A Hamas-run council in the West Bank came under international criticism last year when it barred an open-air music and dance festival, declaring it was against Islam.
‘West can learn from Islamic values’
In response to the uproar, Hamas chief in Gaza and former foreign minister Mahmoud al-Zahar told WND in a recent interview: “I hardly understand the point of view of the West concerning these issues. The West brought all this freedom to its people but it is that freedom that has brought about the death of morality in the West. It’s what led to phenomena like homosexuality, homelessness and AIDS.”

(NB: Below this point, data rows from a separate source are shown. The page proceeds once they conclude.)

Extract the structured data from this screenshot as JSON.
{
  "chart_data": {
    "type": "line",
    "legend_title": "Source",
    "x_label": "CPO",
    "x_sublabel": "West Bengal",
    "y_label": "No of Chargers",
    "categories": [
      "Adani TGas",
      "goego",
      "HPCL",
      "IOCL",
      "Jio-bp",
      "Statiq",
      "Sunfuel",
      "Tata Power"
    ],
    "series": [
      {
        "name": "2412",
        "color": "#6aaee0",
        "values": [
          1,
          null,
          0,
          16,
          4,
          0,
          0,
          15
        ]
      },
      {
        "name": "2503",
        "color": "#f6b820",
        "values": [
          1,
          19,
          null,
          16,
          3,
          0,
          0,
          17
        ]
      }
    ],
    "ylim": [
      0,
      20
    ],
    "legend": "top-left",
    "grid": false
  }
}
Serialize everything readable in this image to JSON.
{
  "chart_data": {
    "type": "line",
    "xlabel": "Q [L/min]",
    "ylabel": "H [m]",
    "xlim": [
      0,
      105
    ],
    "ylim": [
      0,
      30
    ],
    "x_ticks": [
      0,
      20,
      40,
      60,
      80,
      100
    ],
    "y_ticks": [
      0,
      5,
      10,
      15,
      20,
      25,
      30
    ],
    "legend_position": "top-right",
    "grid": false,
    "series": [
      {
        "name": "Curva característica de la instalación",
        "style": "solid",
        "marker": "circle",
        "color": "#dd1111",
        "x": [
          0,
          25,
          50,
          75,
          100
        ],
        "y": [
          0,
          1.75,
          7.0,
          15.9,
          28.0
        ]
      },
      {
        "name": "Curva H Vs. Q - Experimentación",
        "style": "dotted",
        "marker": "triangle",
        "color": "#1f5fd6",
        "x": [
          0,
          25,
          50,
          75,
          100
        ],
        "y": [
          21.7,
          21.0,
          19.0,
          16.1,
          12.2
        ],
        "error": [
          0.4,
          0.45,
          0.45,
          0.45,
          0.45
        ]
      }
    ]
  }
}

Asked if Hamas is seeking to impose hard-line Islamic law on the Palestinians, al-Zahar responded, “The Palestinian people are Muslim people, and we do not need to impose anything on our people because they are already committed to their faith and religion. People are free to choose their way of life, their way of dress and behavior.”
Al-Zahar said his terror group, which demands strict dress codes for females, respects women’s rights.
“It is wrong to think that in our Islamic society there is a lack of rights for women. Women enjoy their rights. What we have, unlike the West, is that young women cannot be with men and have relations outside marriage. Sometimes with tens of men. This causes the destruction of the family institution and the fact that many kids come to the world without knowing who are their fathers or who are their mothers. This is not a modern and progressed society,” al-Zahar explained.
The terror chieftain told WND the West can learn from his group’s Islamic values.
“Here I refer to what was said in the early ’90s by Britain’s Prince Charles at Oxford University. He spoke about Islam and its important role in morality and culture. He said the West must learn from Islam how to bring up children properly and to teach them the right values.”